The land carries voices. The land remembers what happened upon it. In traveling the land, I become familiar with more than myself. Give me the journey of the road; it is my journey home.
From the award-winning Native American literary writer Diane Glancy comes a book about travel, belonging, and home. Travel is not merely a means to bring us from one location to another. "My sense of place is in the moving," Glancy writes. For her the road is home--its own satisfying destination. But the road also makes demands on us: asking us to be willing to explore the incomprehensible parts of the landscapes we inhabit and pass through--as well as to, ultimately, let them blur as they go by. This, Glancy says, is home.
Glancy teases out the lessons of the road that are never easy to define, grappling with her own: childhood's puzzle pieces of her Cherokee heritage and a fraught but still compelling vision of Christianity. As she clocks an inordinate amount of driving, as she experiments with literary forms, she looks to what the land has held for centuries, before the roads were ever there.

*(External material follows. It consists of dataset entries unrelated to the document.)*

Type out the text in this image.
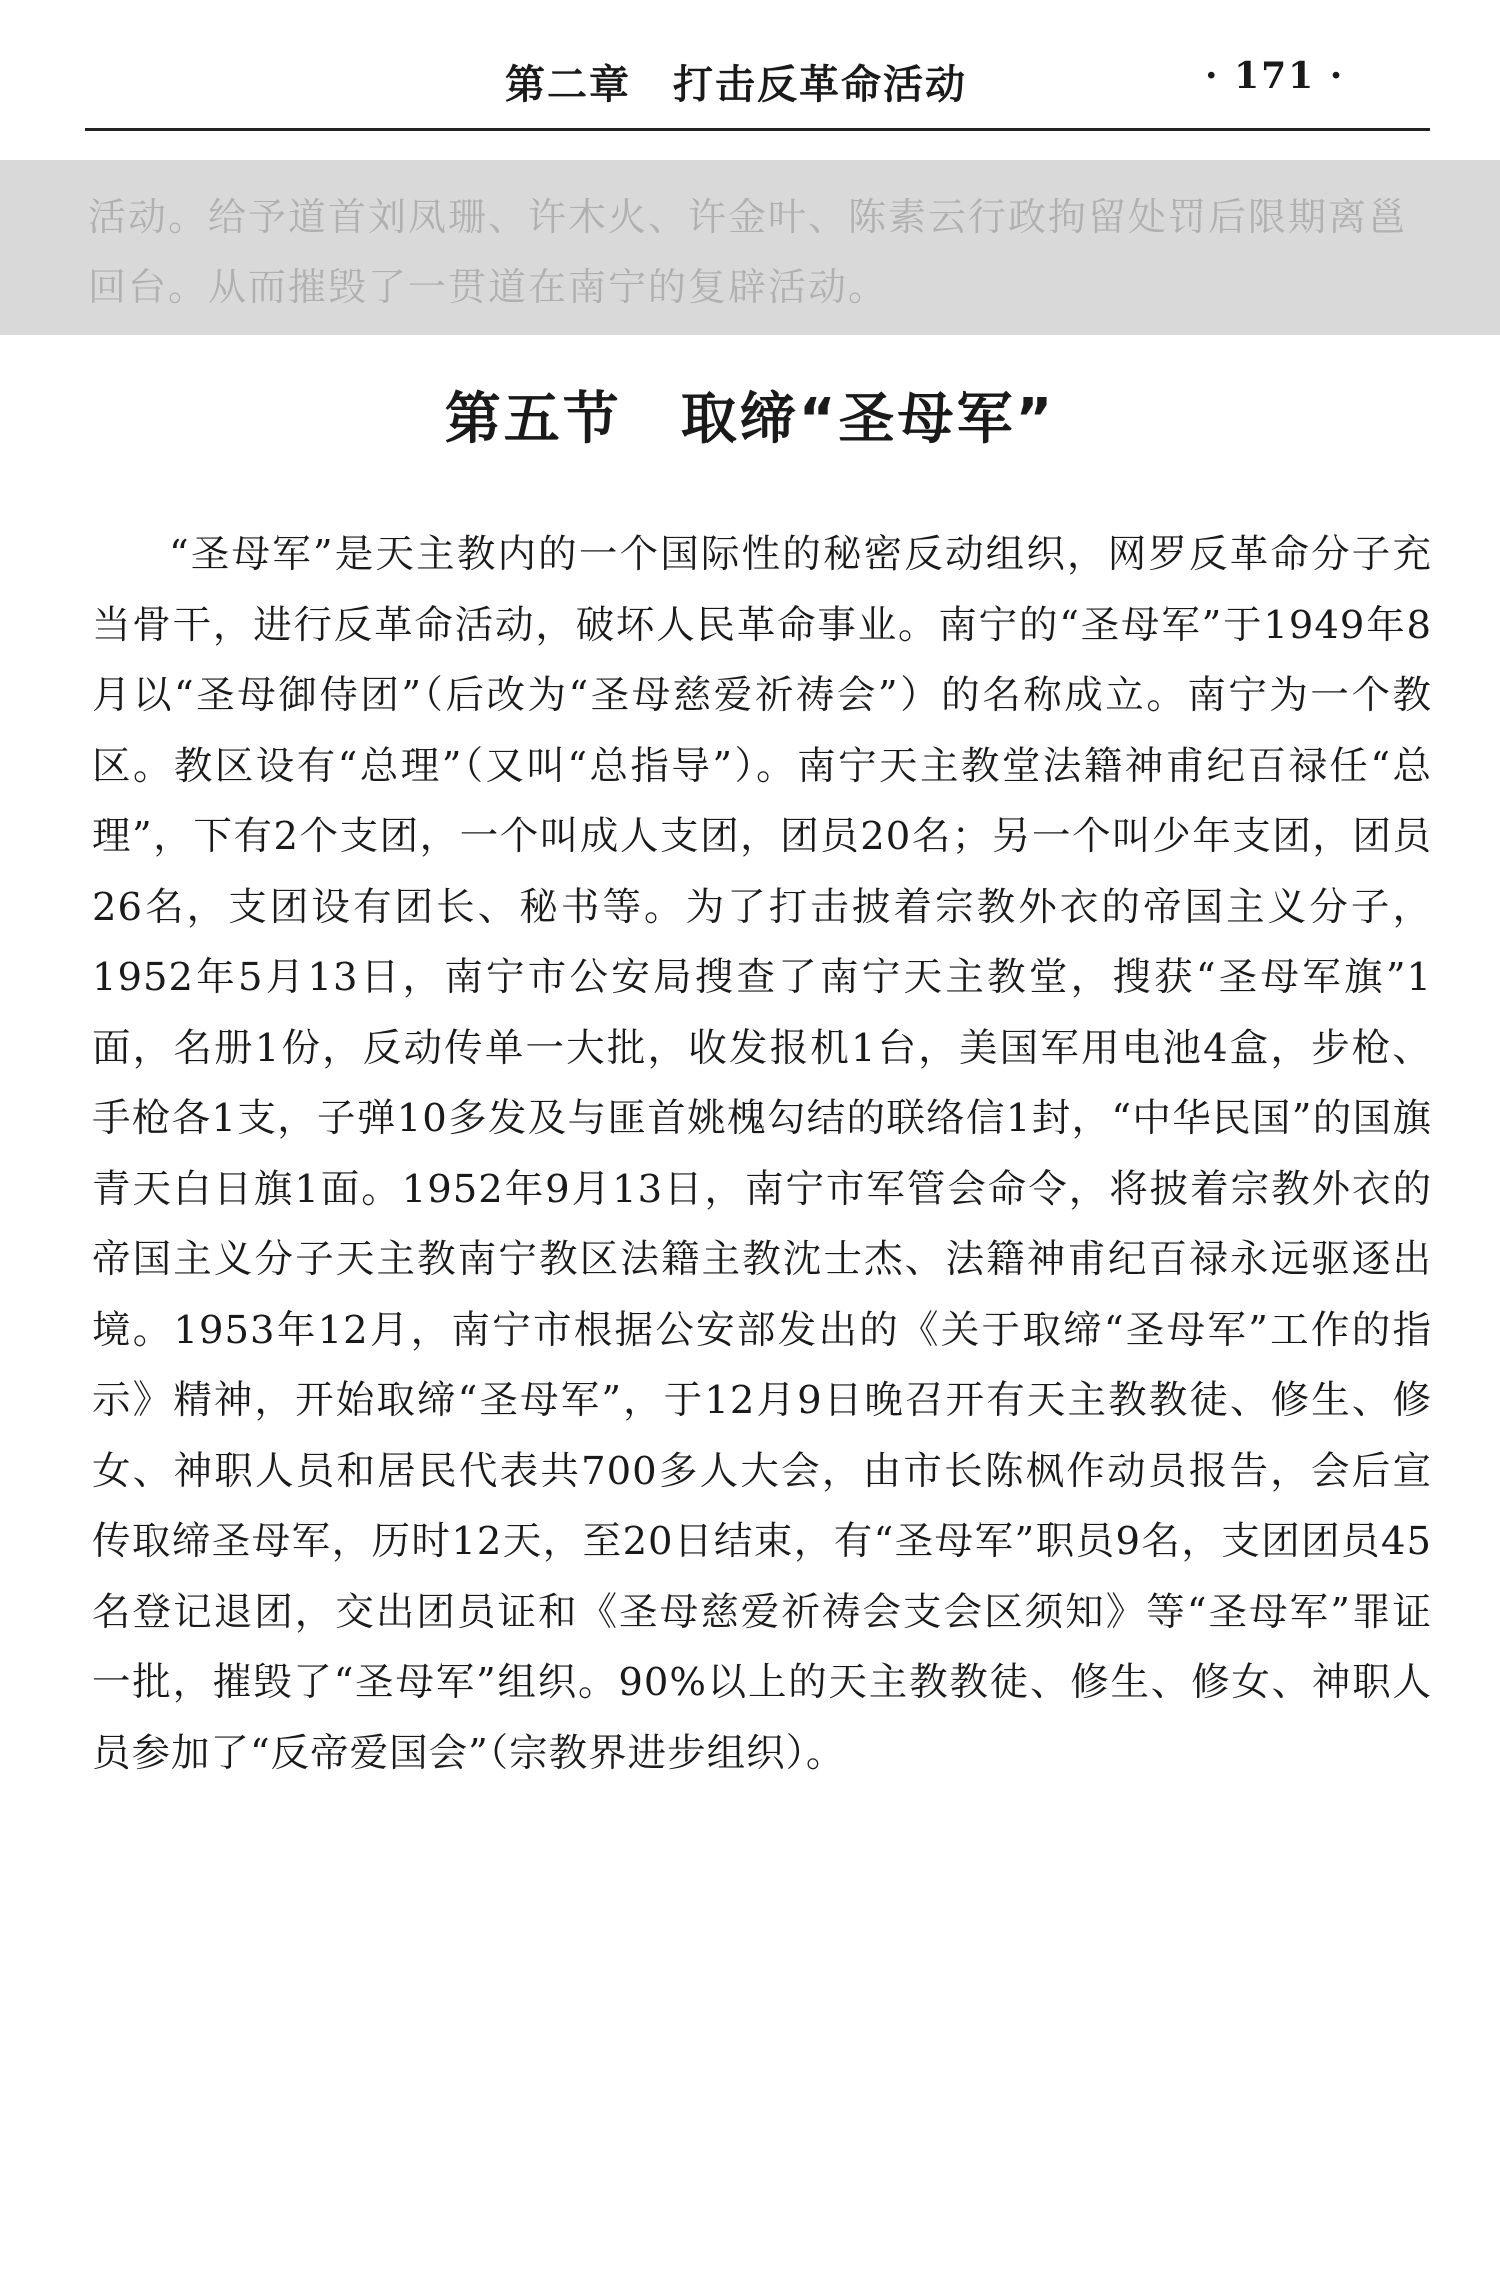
第二章　打击反革命活动	· 171 ·
活动。给予道首刘凤珊、许木火、许金叶、陈素云行政拘留处罚后限期离邕回台。从而摧毁了一贯道在南宁的复辟活动。
第五节　取缔“圣母军”
“圣母军”是天主教内的一个国际性的秘密反动组织，网罗反革命分子充当骨干，进行反革命活动，破坏人民革命事业。南宁的“圣母军”于1949年8月以“圣母御侍团”（后改为“圣母慈爱祈祷会”）的名称成立。南宁为一个教区。教区设有“总理”（又叫“总指导”）。南宁天主教堂法籍神甫纪百禄任“总理”，下有2个支团，一个叫成人支团，团员20名；另一个叫少年支团，团员26名，支团设有团长、秘书等。为了打击披着宗教外衣的帝国主义分子，1952年5月13日，南宁市公安局搜查了南宁天主教堂，搜获“圣母军旗”1面，名册1份，反动传单一大批，收发报机1台，美国军用电池4盒，步枪、手枪各1支，子弹10多发及与匪首姚槐勾结的联络信1封，“中华民国”的国旗青天白日旗1面。1952年9月13日，南宁市军管会命令，将披着宗教外衣的帝国主义分子天主教南宁教区法籍主教沈士杰、法籍神甫纪百禄永远驱逐出境。1953年12月，南宁市根据公安部发出的《关于取缔“圣母军”工作的指示》精神，开始取缔“圣母军”，于12月9日晚召开有天主教教徒、修生、修女、神职人员和居民代表共700多人大会，由市长陈枫作动员报告，会后宣传取缔圣母军，历时12天，至20日结束，有“圣母军”职员9名，支团团员45名登记退团，交出团员证和《圣母慈爱祈祷会支会区须知》等“圣母军”罪证一批，摧毁了“圣母军”组织。90%以上的天主教教徒、修生、修女、神职人员参加了“反帝爱国会”（宗教界进步组织）。
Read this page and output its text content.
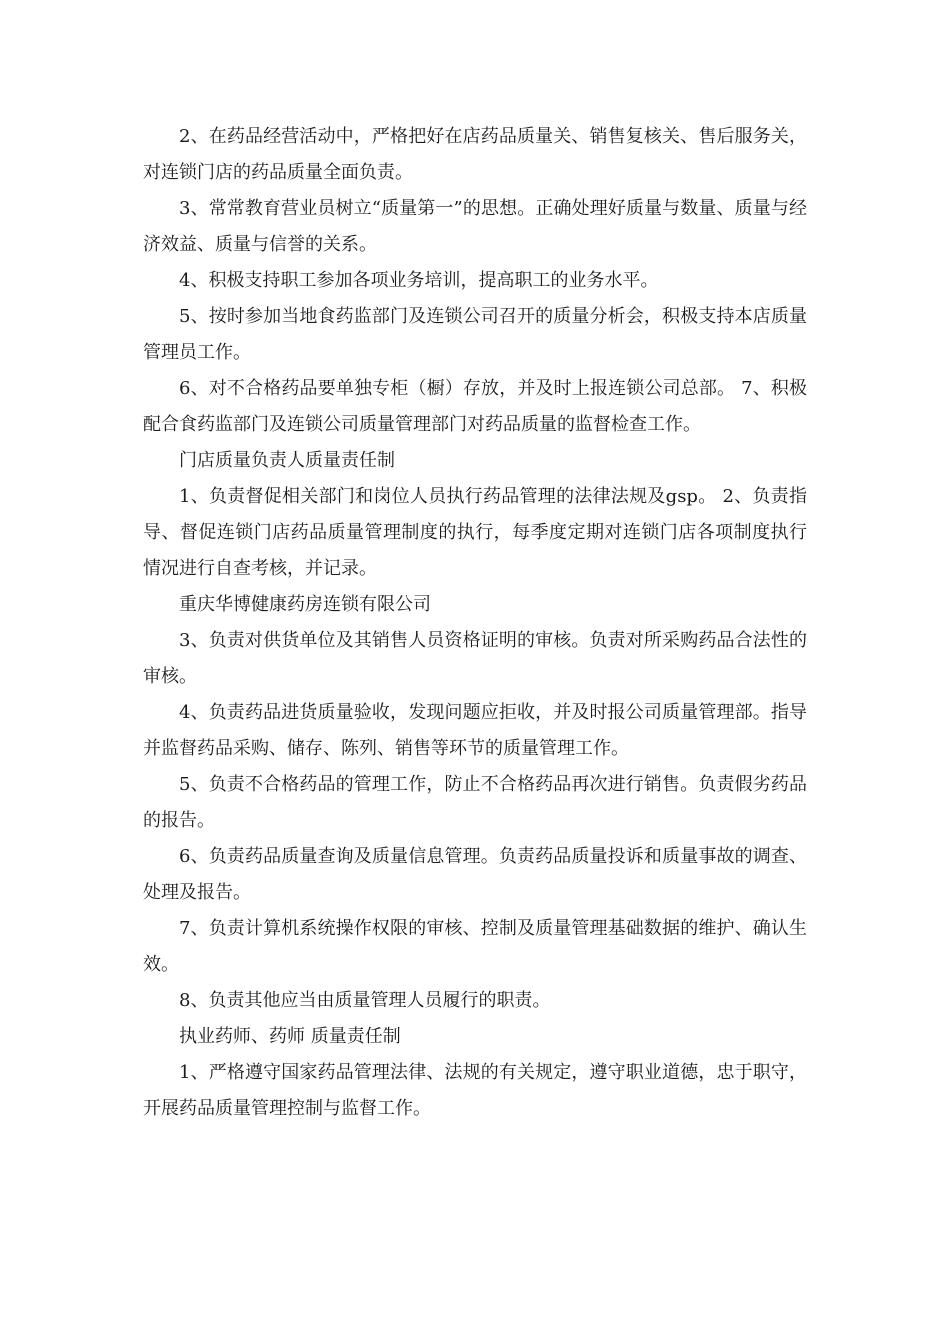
2、在药品经营活动中，严格把好在店药品质量关、销售复核关、售后服务关，对连锁门店的药品质量全面负责。

3、常常教育营业员树立“质量第一”的思想。正确处理好质量与数量、质量与经济效益、质量与信誉的关系。

4、积极支持职工参加各项业务培训，提高职工的业务水平。

5、按时参加当地食药监部门及连锁公司召开的质量分析会，积极支持本店质量管理员工作。

6、对不合格药品要单独专柜（橱）存放，并及时上报连锁公司总部。 7、积极配合食药监部门及连锁公司质量管理部门对药品质量的监督检查工作。

门店质量负责人质量责任制

1、负责督促相关部门和岗位人员执行药品管理的法律法规及gsp。 2、负责指导、督促连锁门店药品质量管理制度的执行，每季度定期对连锁门店各项制度执行情况进行自查考核，并记录。

重庆华博健康药房连锁有限公司

3、负责对供货单位及其销售人员资格证明的审核。负责对所采购药品合法性的审核。

4、负责药品进货质量验收，发现问题应拒收，并及时报公司质量管理部。指导并监督药品采购、储存、陈列、销售等环节的质量管理工作。

5、负责不合格药品的管理工作，防止不合格药品再次进行销售。负责假劣药品的报告。

6、负责药品质量查询及质量信息管理。负责药品质量投诉和质量事故的调查、处理及报告。

7、负责计算机系统操作权限的审核、控制及质量管理基础数据的维护、确认生效。

8、负责其他应当由质量管理人员履行的职责。

执业药师、药师 质量责任制

1、严格遵守国家药品管理法律、法规的有关规定，遵守职业道德，忠于职守，开展药品质量管理控制与监督工作。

This, ultimately, is a book about land, tradition, religion, questions and the puzzle pieces none of us can put together quite right. It's a book about peripheral vision, conflicting narratives, and a longing for travel.
Diane Glancy is professor emerita at Macalester College in St. Paul, Minnesota, where she taught creative writing and Native American literature. Currently she teaches creative nonfiction in the MFA low-residency program at Carlow University. Among her works are Pushing the Bear: A Novel of the Trail of Tears and Stone Heart: A Novel of Sacajawea. Glancy has won multiple honors and awards for her work, including the Five Civilized Tribes Playwriting Laureate Prize and the Pablo Neruda Prize for Poetry, as well as being awarded grants from, among others, the National Endowment for the Arts.